9. Lift it off completely from the pan and place on a damp kitchen cloth. It is important that the napkin is damp, otherwise the wrapper will dry out
then cover with the damp kitchen cloth, protecting its integrity.
10. Once you take it off, turn the heat back down to 1, or the lowest on your cooker, this is to prevent the pan from over heating. Dip the tissue into the oil-water mix again and rub the pan. Repeat the process again. My second was quite wonky, but I got the third one perfectly.
see, much better
it came off the pan cleanly. No gaps in the middle, just a bit around the edges, and see how thin and transparent it is. You can see the tips of my fingers.
Place on top of a damp kitchen towel and cover. Repeat the process again until you exhaust the batter.
Pitfalls to watch out for
1. Not letting it to cook completely even though it came of easily on most areas. What will happen is you will leave some batter stuck to the pan. Not to worry, by the time you dip the wet tissue onto the pan, the burnt bits would come off easily.
2. In trying to brush lightly over the pan, you may end up with gaps, which will tear when you try to wrap a spring roll. As soon as you notice gaps, take the brush over it, even though the batter has started to cook and turn crisp. It is never too late to fill the gaps. It will all cook through in the end.

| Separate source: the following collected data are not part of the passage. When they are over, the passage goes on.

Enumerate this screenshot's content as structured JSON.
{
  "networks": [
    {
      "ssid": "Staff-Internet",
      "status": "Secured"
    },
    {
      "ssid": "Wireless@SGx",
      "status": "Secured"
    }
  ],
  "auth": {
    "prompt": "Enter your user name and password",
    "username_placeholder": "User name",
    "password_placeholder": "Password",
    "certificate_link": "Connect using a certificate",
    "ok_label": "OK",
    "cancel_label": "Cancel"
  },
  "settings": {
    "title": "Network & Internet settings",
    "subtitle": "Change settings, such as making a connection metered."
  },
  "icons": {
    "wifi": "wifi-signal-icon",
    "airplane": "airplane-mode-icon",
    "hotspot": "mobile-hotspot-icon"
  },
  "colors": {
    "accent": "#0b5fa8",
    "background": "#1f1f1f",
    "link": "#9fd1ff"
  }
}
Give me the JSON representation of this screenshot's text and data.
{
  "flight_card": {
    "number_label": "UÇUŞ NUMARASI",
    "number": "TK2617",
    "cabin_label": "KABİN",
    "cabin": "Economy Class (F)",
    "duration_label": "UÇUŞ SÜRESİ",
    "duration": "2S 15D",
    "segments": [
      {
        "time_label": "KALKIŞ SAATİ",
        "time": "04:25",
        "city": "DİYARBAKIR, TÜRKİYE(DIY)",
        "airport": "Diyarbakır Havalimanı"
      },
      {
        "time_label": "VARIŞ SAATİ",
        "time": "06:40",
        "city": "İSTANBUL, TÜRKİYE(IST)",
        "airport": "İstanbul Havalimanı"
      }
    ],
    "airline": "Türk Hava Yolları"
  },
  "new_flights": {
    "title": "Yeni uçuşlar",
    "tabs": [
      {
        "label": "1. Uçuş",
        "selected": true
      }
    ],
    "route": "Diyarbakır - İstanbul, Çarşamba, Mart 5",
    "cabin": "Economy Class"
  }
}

For those with no pastry brush, use a non stick spoon
1. Give the pan the wet tissue treatment, and then scoop the batter into the spoon
2. Lower the spoon unto the frying pan and gently and spill some batter unto the frying pan while using the base of the spoon to spread it around the pan
3. Keep going until you exhaust the batter in the spoon and the pan is totally covered. You can tilt the pan to help spread the batter too, like you would do with a pancake, this batter is obviously much thinner than pancake batter.
if you have any gaps peeking out, just add a little extra batter and use the base of the spoon to spread and cover it.
4. Leave the batter to cook
and gently lift it off the pan
………..and that’s how to make spring rolls/samosa wrappers.
remember to always keep it moist.
See how thin they are
Time to make spring rolls and samosas. If you end up with leftover wraps, don’t throw them away. Spray or rub with a little oil, and freeze in a plastic bag. Ensure that the wrappers are not rolled, they must lie flat before you place in the freezer. When next you need them, let them defrost naturally. i.e. if you want to use them in the morning or afternoon, take it out of the freezer the night before.
Simply, add the filling to the edge closest to you
cover and roll
See, the roll is forming
Then flip one corner over the roll, and flip the other corner till they both meet
If you would rather prefer working with a square shape, cut out the thinner edges
till you end up with a square.
See, why I couldn’t have made a career in Surgery, and my art projects in primary school were much to my parents disbelief? I can’t even cut out a perfect square from a circle. Sigh!!!! My children had better not inherit the gene.
Next Stop, My Samosa. Have a lovely weekend folks!!!!